- Interactive map of Brackendale Eagles Provincial Park
- Location: New Westminster Land District, British Columbia, Canada
- Nearest city: Squamish, BC
- Coordinates: 49°45′14″N 123°10′29″W﻿ / ﻿49.75389°N 123.17472°W
- Area: 765 ha (1,890 acres)
- Established: June 28, 1999
- Governing body: BC Parks

= Brackendale Eagles Provincial Park =

Provincial park in British Columbia, Canada

Brackendale Eagles Provincial Park is a provincial park in British Columbia, Canada, located on the Squamish River adjacent to Brackendale, a suburban neighbourhood of Squamish.
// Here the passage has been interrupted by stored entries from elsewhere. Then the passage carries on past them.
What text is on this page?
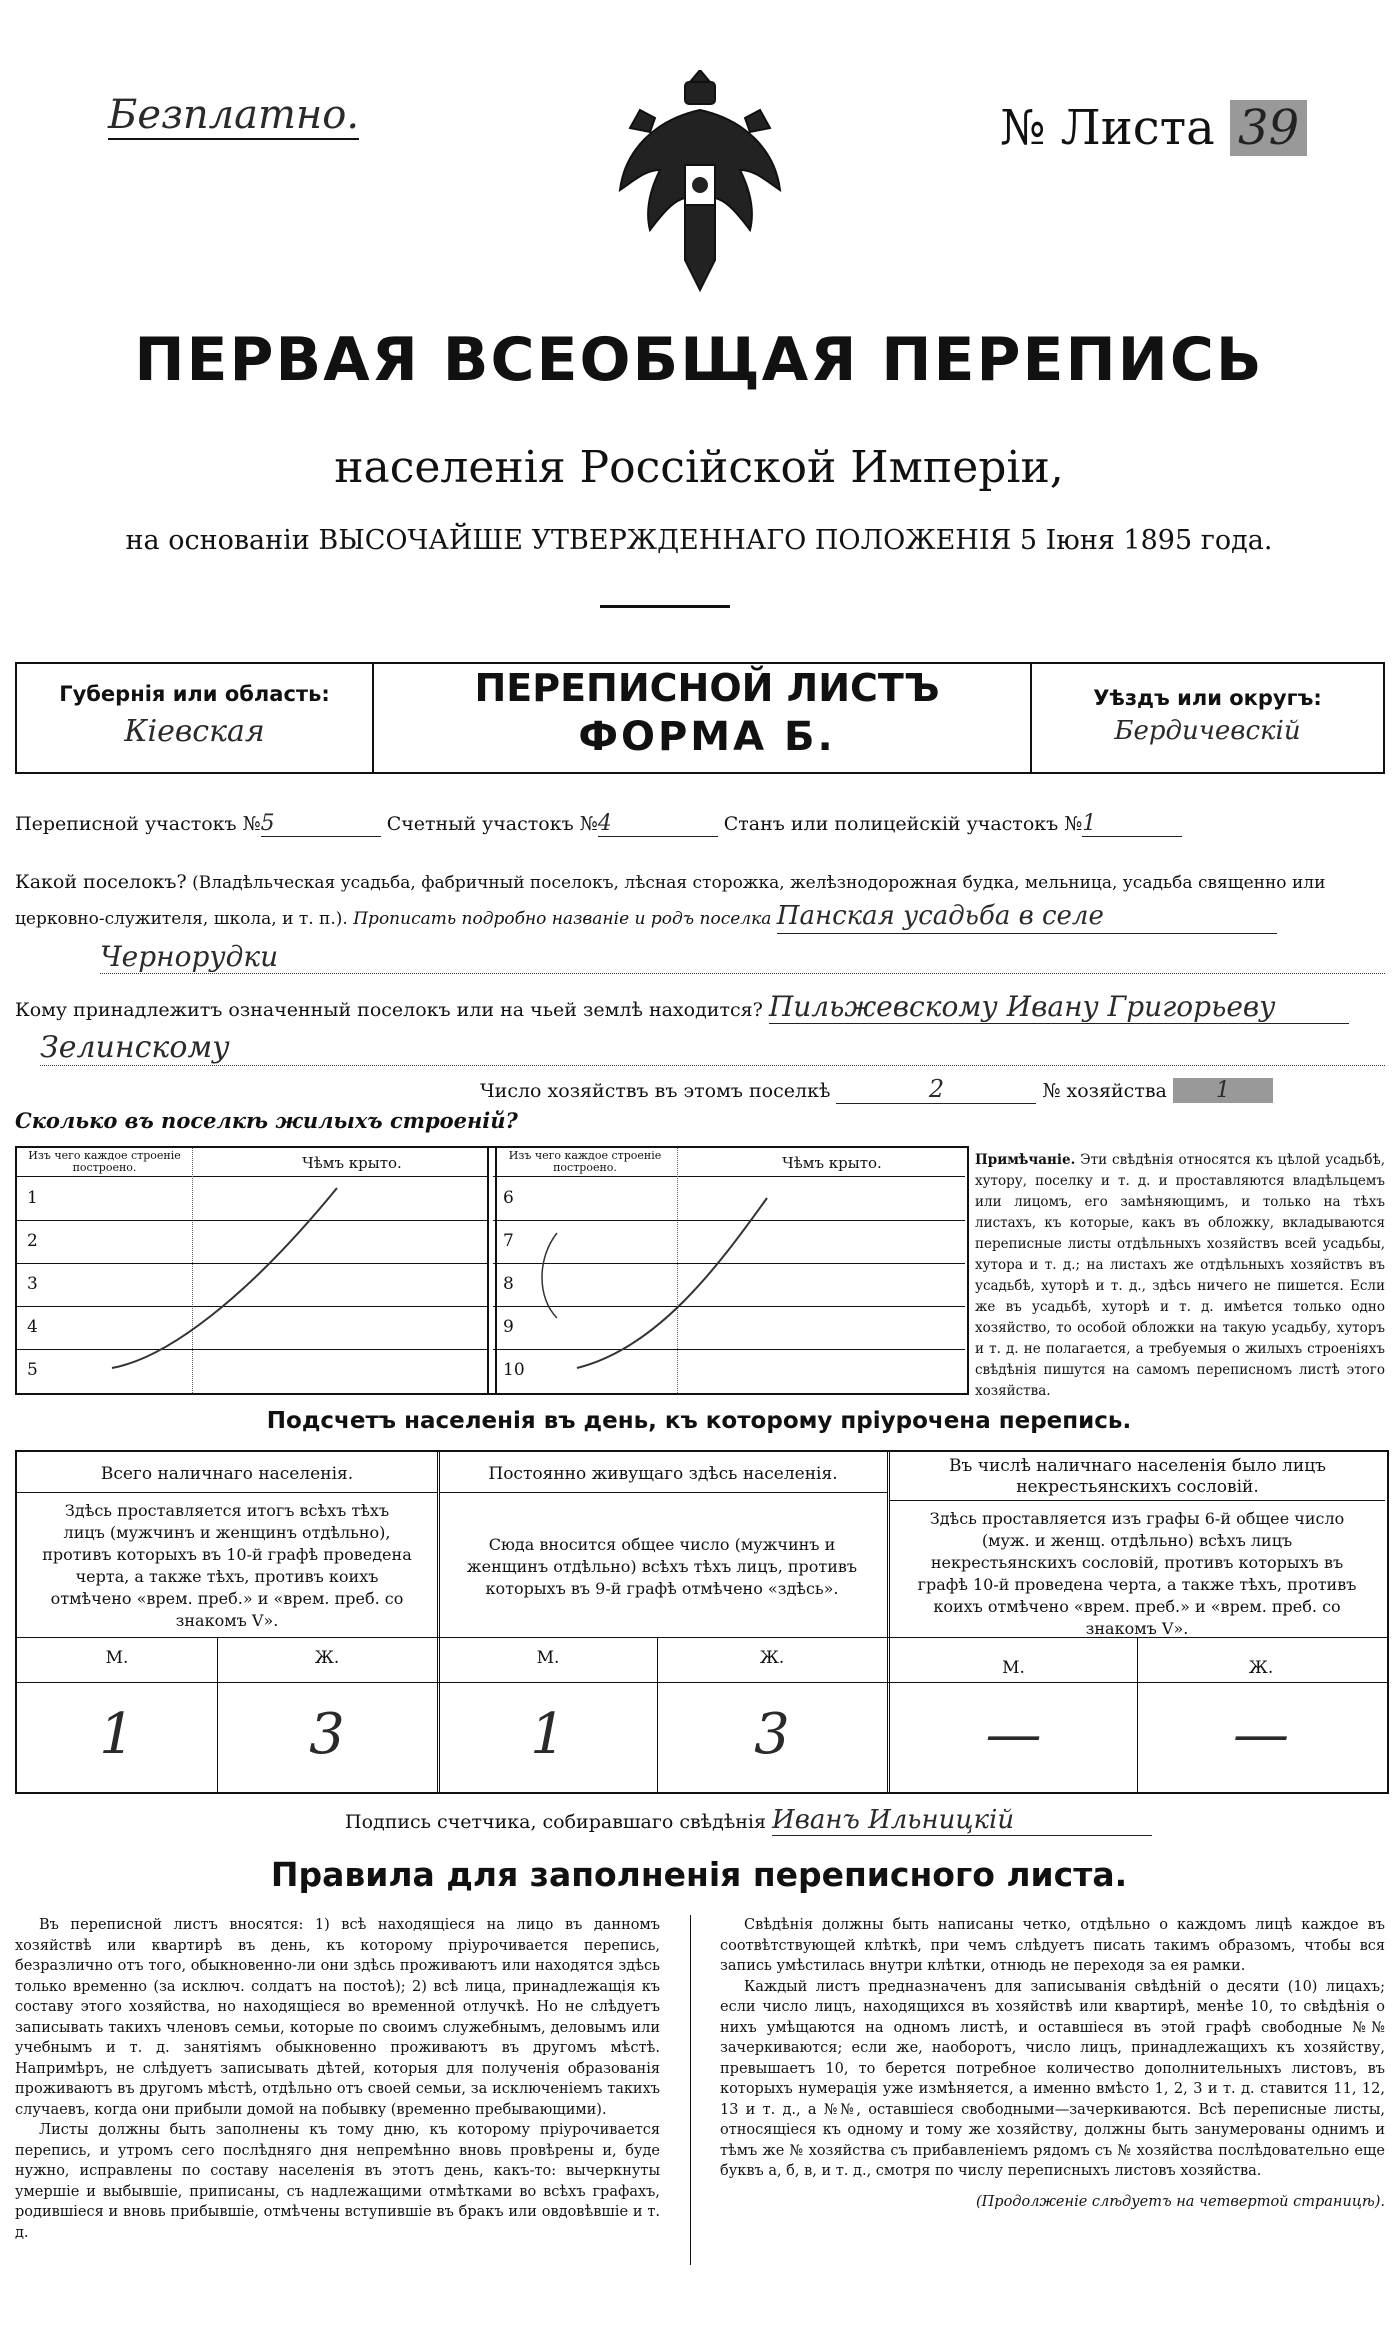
Безплатно.	№ Листа 39
ПЕРВАЯ ВСЕОБЩАЯ ПЕРЕПИСЬ
населенія Россійской Имперіи,
на основаніи ВЫСОЧАЙШЕ УТВЕРЖДЕННАГО ПОЛОЖЕНІЯ 5 Іюня 1895 года.
Губернія или область:
Кіевская
ПЕРЕПИСНОЙ ЛИСТЪ
ФОРМА Б.
Уѣздъ или округъ:
Бердичевскій
Переписной участокъ №5	Счетный участокъ №4	Станъ или полицейскій участокъ №1
Какой поселокъ? (Владѣльческая усадьба, фабричный поселокъ, лѣсная сторожка, желѣзнодорожная будка, мельница, усадьба священно или церковно-служителя, школа, и т. п.). Прописать подробно названіе и родъ поселка Панская усадьба в селе
Чернорудки
Кому принадлежитъ означенный поселокъ или на чьей землѣ находится? Пильжевскому Ивану Григорьеву
Зелинскому
Число хозяйствъ въ этомъ поселкѣ	2	№ хозяйства 1
Сколько въ поселкѣ жилыхъ строеній?
Изъ чего каждое строеніе построено.	Чѣмъ крыто.
1
2
3
4
5
Изъ чего каждое строеніе построено.	Чѣмъ крыто.
6
7
8
9
10
Примѣчаніе. Эти свѣдѣнія относятся къ цѣлой усадьбѣ, хутору, поселку и т. д. и проставляются владѣльцемъ или лицомъ, его замѣняющимъ, и только на тѣхъ листахъ, къ которые, какъ въ обложку, вкладываются переписные листы отдѣльныхъ хозяйствъ всей усадьбы, хутора и т. д.; на листахъ же отдѣльныхъ хозяйствъ въ усадьбѣ, хуторѣ и т. д., здѣсь ничего не пишется. Если же въ усадьбѣ, хуторѣ и т. д. имѣется только одно хозяйство, то особой обложки на такую усадьбу, хуторъ и т. д. не полагается, а требуемыя о жилыхъ строеніяхъ свѣдѣнія пишутся на самомъ переписномъ листѣ этого хозяйства.
Подсчетъ населенія въ день, къ которому пріурочена перепись.
Всего наличнаго населенія.
Здѣсь проставляется итогъ всѣхъ тѣхъ лицъ (мужчинъ и женщинъ отдѣльно), противъ которыхъ въ 10-й графѣ проведена черта, а также тѣхъ, противъ коихъ отмѣчено «врем. преб.» и «врем. преб. со знакомъ V».
Постоянно живущаго здѣсь населенія.
Сюда вносится общее число (мужчинъ и женщинъ отдѣльно) всѣхъ тѣхъ лицъ, противъ которыхъ въ 9-й графѣ отмѣчено «здѣсь».
Въ числѣ наличнаго населенія было лицъ некрестьянскихъ сословій.
Здѣсь проставляется изъ графы 6-й общее число (муж. и женщ. отдѣльно) всѣхъ лицъ некрестьянскихъ сословій, противъ которыхъ въ графѣ 10-й проведена черта, а также тѣхъ, противъ коихъ отмѣчено «врем. преб.» и «врем. преб. со знакомъ V».
М.	Ж.	М.	Ж.	М.	Ж.
1	3	1	3	—	—
Подпись счетчика, собиравшаго свѣдѣнія Иванъ Ильницкій
Правила для заполненія переписного листа.
Въ переписной листъ вносятся: 1) всѣ находящіеся на лицо въ данномъ хозяйствѣ или квартирѣ въ день, къ которому пріурочивается перепись, безразлично отъ того, обыкновенно-ли они здѣсь проживаютъ или находятся здѣсь только временно (за исключ. солдатъ на постоѣ); 2) всѣ лица, принадлежащія къ составу этого хозяйства, но находящіеся во временной отлучкѣ. Но не слѣдуетъ записывать такихъ членовъ семьи, которые по своимъ служебнымъ, деловымъ или учебнымъ и т. д. занятіямъ обыкновенно проживаютъ въ другомъ мѣстѣ. Напримѣръ, не слѣдуетъ записывать дѣтей, которыя для полученія образованія проживаютъ въ другомъ мѣстѣ, отдѣльно отъ своей семьи, за исключеніемъ такихъ случаевъ, когда они прибыли домой на побывку (временно пребывающими).
Листы должны быть заполнены къ тому дню, къ которому пріурочивается перепись, и утромъ сего послѣдняго дня непремѣнно вновь провѣрены и, буде нужно, исправлены по составу населенія въ этотъ день, какъ-то: вычеркнуты умершіе и выбывшіе, приписаны, съ надлежащими отмѣтками во всѣхъ графахъ, родившіеся и вновь прибывшіе, отмѣчены вступившіе въ бракъ или овдовѣвшіе и т. д.
Свѣдѣнія должны быть написаны четко, отдѣльно о каждомъ лицѣ каждое въ соотвѣтствующей клѣткѣ, при чемъ слѣдуетъ писать такимъ образомъ, чтобы вся запись умѣстилась внутри клѣтки, отнюдь не переходя за ея рамки.
Каждый листъ предназначенъ для записыванія свѣдѣній о десяти (10) лицахъ; если число лицъ, находящихся въ хозяйствѣ или квартирѣ, менѣе 10, то свѣдѣнія о нихъ умѣщаются на одномъ листѣ, и оставшіеся въ этой графѣ свободные №№ зачеркиваются; если же, наоборотъ, число лицъ, принадлежащихъ къ хозяйству, превышаетъ 10, то берется потребное количество дополнительныхъ листовъ, въ которыхъ нумерація уже измѣняется, а именно вмѣсто 1, 2, 3 и т. д. ставится 11, 12, 13 и т. д., а №№, оставшіеся свободными—зачеркиваются. Всѣ переписные листы, относящіеся къ одному и тому же хозяйству, должны быть занумерованы однимъ и тѣмъ же № хозяйства съ прибавленіемъ рядомъ съ № хозяйства послѣдовательно еще буквъ а, б, в, и т. д., смотря по числу переписныхъ листовъ хозяйства.
(Продолженіе слѣдуетъ на четвертой страницѣ).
It is notable for its bald eagle population during the winter months and is inaccessible to visitors.

==History==

In 1992, the government of British Columbia announced its Protected Areas Strategy that would protect 12% of the province by 2000. The west side of the Squamish River, which is recognized as a critical wintering site for bald eagles, was selected for protection as part of the strategy, and Brackendale Eagles Provincial Park was formally established in 1999. The park is the holder of the world record for bald eagles counted, with 3,769 in 1994.

==Ecology==

The park is a critical wintering site for bald eagles, who feed off salmon in the Squamish and Cheakamus Rivers during the winter, and the park hosts approximately 148 species of birds. The park is also home to several large mammals species; these are black bear, Roosevelt elk, bobcat, cougar, grey wolf, Columbian black-tailed deer, and coyote. There are many small mammals, such as northern flying squirrels, yellow pine chipmunks, and snowshoe hares. Reptiles and amphibians are also present in the park, although with a smaller variety of species than that of the park's mammals.